Earlier that day he had gone to the bank, only to arrive moments after it had closed. Until as recently as the 1980s, High Street Banks kept rigid hours; if you needed cash outside of 9 a.m. to 3.30 p.m. on a weekday (9 a.m. to noon on Saturdays), you were stuck.

As he soaked, John pondered how he could liberate his money when it suited him. He hit upon the idea of a chocolate bar dispenser that instead vended cash. As an executive with bank note printers De La Rue, John was able to arrange a chat with the Chief General Manager of Barclays Bank, who gave him just 90 seconds to pitch his idea. Apparently the pitch took 85 seconds, and the bank agreed a deal: six machines initially and a contract for De La Rue to provide the armoured trucks to fill them.

John’s idea wasn’t too far removed from the modern machines that are now present on every high street – and the major concern was, as it is today, fraud. Plastic bankcards stored with personal information were still a way off, so Shepherd-Barron had to work out a way to ensure that the only person who could get your cash was you. He developed a two-step process for this. Step One seems positively dangerous – radioactive cheques. These were impregnated with the compound carbon-14, an isotope the machine was programmed to recognise. John played down health concerns, claiming you would have to eat over 100,000 cheques for them to have any effect on health. Step Two is much more familiar. You’d have to prove to the machine you were the right person to withdraw money by punching in a personal identification number or PIN. If that PIN corresponded with the carbon-14 numbers on the voucher, the machine would pay out.

It was John’s wife Caroline who gave the world the four-digit PIN. Recalling his army days, John originally proposed using a six-digit personal identification number (PIN) but rejected the idea when Caroline insisted she could only ever remember four digits at a time. So four numbers became the world standard.

It took only two years to go from a rapid pitch to delivering the world’s first cash machine. But what was the prestigious address for such a technological wonder. Tokyo? Frankfurt? New York? No, Enfield in Middlesex. By keeping the launch relatively low profile – although Reg Varney, the comedian and future star of On the Buses, was on hand to officially launch the machine – Barclays and partners De La Rue could play down any teething problems. In fact, being made to look foolish by the robot teller was such a concern that a smaller than average man was actually concealed inside the machine to push the first bundle of notes through the slot in case of a breakdown.

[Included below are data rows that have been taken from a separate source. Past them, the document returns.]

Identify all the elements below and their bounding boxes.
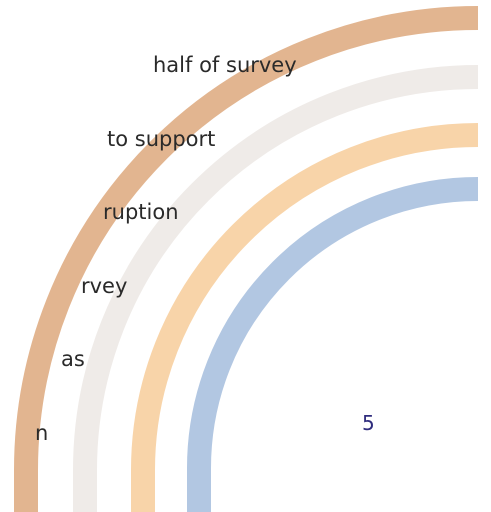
body-paragraph: half of survey to support ruption rvey a… xyxy=(0,4,297,494)
arc-second xyxy=(73,65,479,512)
text-line: rvey xyxy=(81,273,128,298)
text-line: half of survey xyxy=(153,53,297,77)
arc-third xyxy=(131,123,479,512)
text-line: to support xyxy=(107,126,216,151)
text-line: n xyxy=(35,420,49,445)
text-line: as xyxy=(61,347,85,371)
text-line: ruption xyxy=(103,200,179,224)
arc-outer xyxy=(14,6,479,512)
arc-inner xyxy=(187,177,479,512)
page-number: 5 xyxy=(362,411,375,435)
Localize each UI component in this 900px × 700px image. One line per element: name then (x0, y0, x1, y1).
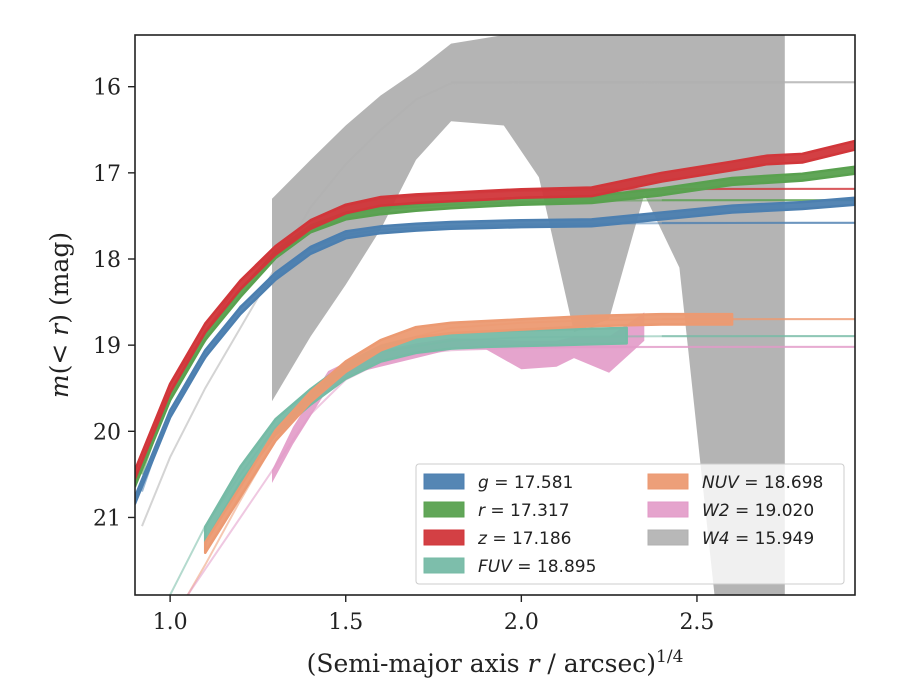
legend-label-w4: W4 = 15.949 (702, 529, 814, 549)
legend-label-w2: W2 = 19.020 (702, 501, 814, 521)
x-axis-label: (Semi-major axis r / arcsec)1/4 (307, 647, 684, 678)
legend-label-nuv: NUV = 18.698 (702, 473, 823, 493)
model-curve-w4 (141, 81, 855, 527)
legend-swatch-g (423, 473, 465, 490)
legend-swatch-w4 (647, 529, 689, 546)
series-nuv-curve (203, 312, 734, 555)
y-tick-label: 18 (93, 248, 121, 273)
legend-swatch-z (423, 529, 465, 546)
legend-swatch-r (423, 501, 465, 518)
legend-label-fuv: FUV = 18.895 (478, 557, 596, 577)
legend-swatch-nuv (647, 473, 689, 490)
y-tick-label: 19 (93, 334, 121, 359)
x-tick-label: 1.0 (153, 610, 188, 635)
y-axis-label: m(< r) (mag) (45, 232, 74, 398)
x-tick-label: 1.5 (328, 610, 363, 635)
series-g-curve (135, 196, 855, 505)
plot-area (135, 35, 855, 595)
axis-ticks: 1.0 1.5 2.0 2.5 16 17 18 19 20 21 (93, 76, 714, 635)
legend-swatch-w2 (647, 501, 689, 518)
y-tick-label: 17 (93, 162, 121, 187)
y-tick-label: 21 (93, 506, 121, 531)
legend-label-g: g = 17.581 (478, 473, 573, 493)
series-z-curve (135, 139, 855, 480)
legend-label-r: r = 17.317 (478, 501, 570, 521)
legend-swatch-fuv (423, 557, 465, 574)
legend-box (415, 463, 845, 585)
x-tick-label: 2.0 (504, 610, 539, 635)
x-tick-label: 2.5 (679, 610, 714, 635)
legend-label-z: z = 17.186 (477, 529, 571, 549)
y-tick-label: 16 (93, 76, 121, 101)
plot-frame (134, 34, 856, 596)
y-tick-label: 20 (93, 420, 121, 445)
legend: g = 17.581 r = 17.317 z = 17.186 FUV = 18.8… (415, 463, 845, 585)
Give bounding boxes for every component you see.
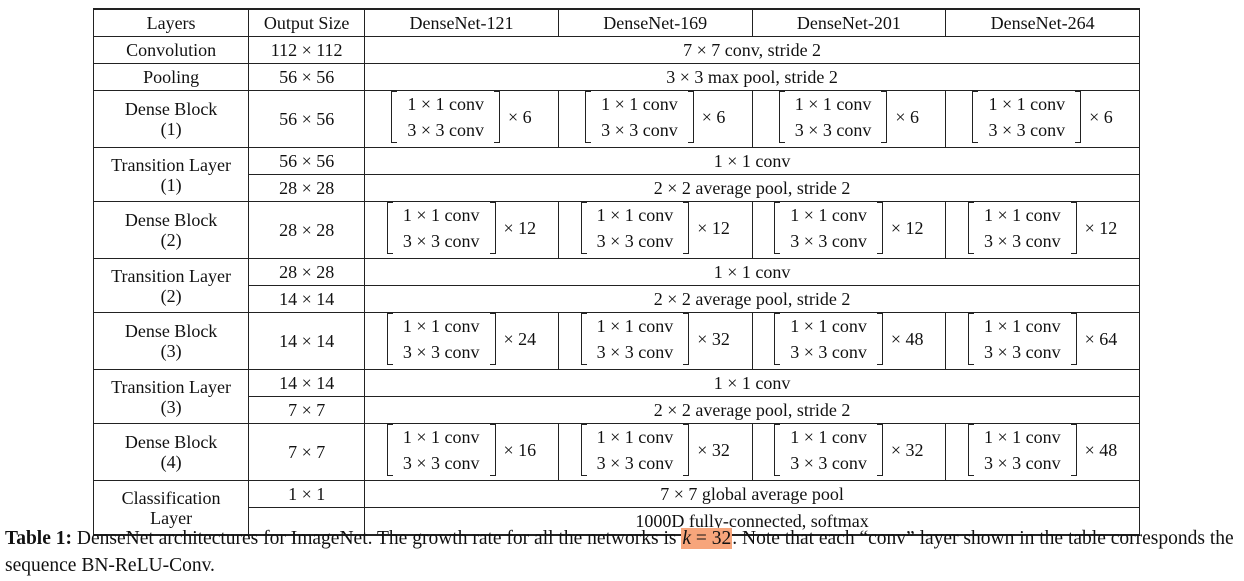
row-transition-1a: Transition Layer (1) 56 × 56 1 × 1 conv xyxy=(92,147,1140,202)
output-size xyxy=(248,507,366,536)
output-size: 7 × 7 xyxy=(248,423,366,481)
row-dense-block-3: Dense Block (3) 14 × 14 1 × 1 conv 3 × 3 c… xyxy=(92,312,1140,370)
row-classification-b: 1000D fully-connected, softmax xyxy=(94,507,1140,536)
layer-name: Classification Layer xyxy=(92,480,250,536)
row-transition-2a: Transition Layer (2) 28 × 28 1 × 1 conv xyxy=(92,258,1140,313)
layer-spec: 2 × 2 average pool, stride 2 xyxy=(364,285,1140,313)
output-size: 7 × 7 xyxy=(248,396,366,424)
block-spec-264: 1 × 1 conv 3 × 3 conv × 48 xyxy=(945,423,1140,481)
growth-rate-value: = 32 xyxy=(691,528,732,549)
row-dense-block-4: Dense Block (4) 7 × 7 1 × 1 conv 3 × 3 con… xyxy=(92,423,1140,481)
layer-spec: 1 × 1 conv xyxy=(364,147,1140,175)
output-size: 14 × 14 xyxy=(248,312,366,370)
header-densenet-264: DenseNet-264 xyxy=(945,8,1140,37)
densenet-architecture-table: Layers Output Size DenseNet-121 DenseNet… xyxy=(92,8,1140,536)
block-spec-121: 1 × 1 conv 3 × 3 conv × 12 xyxy=(364,201,559,259)
layer-spec: 7 × 7 global average pool xyxy=(364,480,1140,508)
output-size: 28 × 28 xyxy=(248,258,366,286)
layer-name: Dense Block (4) xyxy=(92,423,250,481)
block-spec-201: 1 × 1 conv 3 × 3 conv × 6 xyxy=(751,90,947,148)
block-spec-264: 1 × 1 conv 3 × 3 conv × 12 xyxy=(945,201,1140,259)
output-size: 112 × 112 xyxy=(248,36,366,64)
row-dense-block-2: Dense Block (2) 28 × 28 1 × 1 conv 3 × 3 c… xyxy=(92,201,1140,259)
highlighted-growth-rate[interactable]: k = 32 xyxy=(681,528,733,549)
block-spec-264: 1 × 1 conv 3 × 3 conv × 6 xyxy=(945,90,1140,148)
layer-name: Transition Layer (1) xyxy=(92,147,250,202)
output-size: 56 × 56 xyxy=(248,147,366,175)
layer-spec: 1 × 1 conv xyxy=(364,258,1140,286)
layer-spec: 2 × 2 average pool, stride 2 xyxy=(364,396,1140,424)
header-densenet-201: DenseNet-201 xyxy=(751,8,947,37)
caption-label: Table 1: xyxy=(5,528,73,549)
block-spec-169: 1 × 1 conv 3 × 3 conv × 12 xyxy=(557,201,753,259)
caption-text-after: . Note that each “conv” layer shown in t… xyxy=(5,528,1234,576)
row-transition-2b: 14 × 14 2 × 2 average pool, stride 2 xyxy=(94,285,1140,313)
block-spec-121: 1 × 1 conv 3 × 3 conv × 24 xyxy=(364,312,559,370)
row-pooling: Pooling 56 × 56 3 × 3 max pool, stride 2 xyxy=(92,63,1140,91)
layer-spec: 1 × 1 conv xyxy=(364,369,1140,397)
header-output-size: Output Size xyxy=(248,8,366,37)
row-dense-block-1: Dense Block (1) 56 × 56 1 × 1 conv 3 × 3 c… xyxy=(92,90,1140,148)
row-classification-a: Classification Layer 1 × 1 7 × 7 global a… xyxy=(92,480,1140,536)
header-layers: Layers xyxy=(92,8,250,37)
row-transition-1b: 28 × 28 2 × 2 average pool, stride 2 xyxy=(94,174,1140,202)
row-convolution: Convolution 112 × 112 7 × 7 conv, stride… xyxy=(92,36,1140,64)
layer-name: Transition Layer (2) xyxy=(92,258,250,313)
output-size: 28 × 28 xyxy=(248,201,366,259)
block-spec-201: 1 × 1 conv 3 × 3 conv × 32 xyxy=(751,423,947,481)
growth-rate-variable: k xyxy=(682,528,691,549)
output-size: 56 × 56 xyxy=(248,90,366,148)
block-spec-121: 1 × 1 conv 3 × 3 conv × 6 xyxy=(364,90,559,148)
row-transition-3a: Transition Layer (3) 14 × 14 1 × 1 conv xyxy=(92,369,1140,424)
header-row: Layers Output Size DenseNet-121 DenseNet… xyxy=(92,8,1140,37)
layer-spec: 7 × 7 conv, stride 2 xyxy=(364,36,1140,64)
block-spec-201: 1 × 1 conv 3 × 3 conv × 12 xyxy=(751,201,947,259)
caption-text-before: DenseNet architectures for ImageNet. The… xyxy=(72,528,682,549)
layer-name: Dense Block (3) xyxy=(92,312,250,370)
block-spec-169: 1 × 1 conv 3 × 3 conv × 32 xyxy=(557,423,753,481)
output-size: 14 × 14 xyxy=(248,285,366,313)
layer-name: Convolution xyxy=(92,36,250,64)
layer-name: Pooling xyxy=(92,63,250,91)
block-spec-169: 1 × 1 conv 3 × 3 conv × 6 xyxy=(557,90,753,148)
block-spec-121: 1 × 1 conv 3 × 3 conv × 16 xyxy=(364,423,559,481)
output-size: 56 × 56 xyxy=(248,63,366,91)
layer-spec: 1000D fully-connected, softmax xyxy=(364,507,1140,536)
table-caption: Table 1: DenseNet architectures for Imag… xyxy=(5,525,1241,579)
output-size: 28 × 28 xyxy=(248,174,366,202)
header-densenet-121: DenseNet-121 xyxy=(364,8,559,37)
output-size: 1 × 1 xyxy=(248,480,366,508)
layer-spec: 3 × 3 max pool, stride 2 xyxy=(364,63,1140,91)
layer-name: Dense Block (2) xyxy=(92,201,250,259)
output-size: 14 × 14 xyxy=(248,369,366,397)
block-spec-169: 1 × 1 conv 3 × 3 conv × 32 xyxy=(557,312,753,370)
header-densenet-169: DenseNet-169 xyxy=(557,8,753,37)
row-transition-3b: 7 × 7 2 × 2 average pool, stride 2 xyxy=(94,396,1140,424)
layer-spec: 2 × 2 average pool, stride 2 xyxy=(364,174,1140,202)
layer-name: Transition Layer (3) xyxy=(92,369,250,424)
block-spec-264: 1 × 1 conv 3 × 3 conv × 64 xyxy=(945,312,1140,370)
block-spec-201: 1 × 1 conv 3 × 3 conv × 48 xyxy=(751,312,947,370)
layer-name: Dense Block (1) xyxy=(92,90,250,148)
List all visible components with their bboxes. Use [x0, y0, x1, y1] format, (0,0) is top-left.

Today there are more than two million cash machines in the world, and the only real difference from the Enfield model is that we use plastic cards and not glowing cheques to access them. John Shepherd-Barron was awarded an OBE in 2004, his only real reward for the idea. Ironically, having never patented the concept because he wanted to keep carbon-14 secret from potential forgers, he didn’t ever get any cash out of his own invention.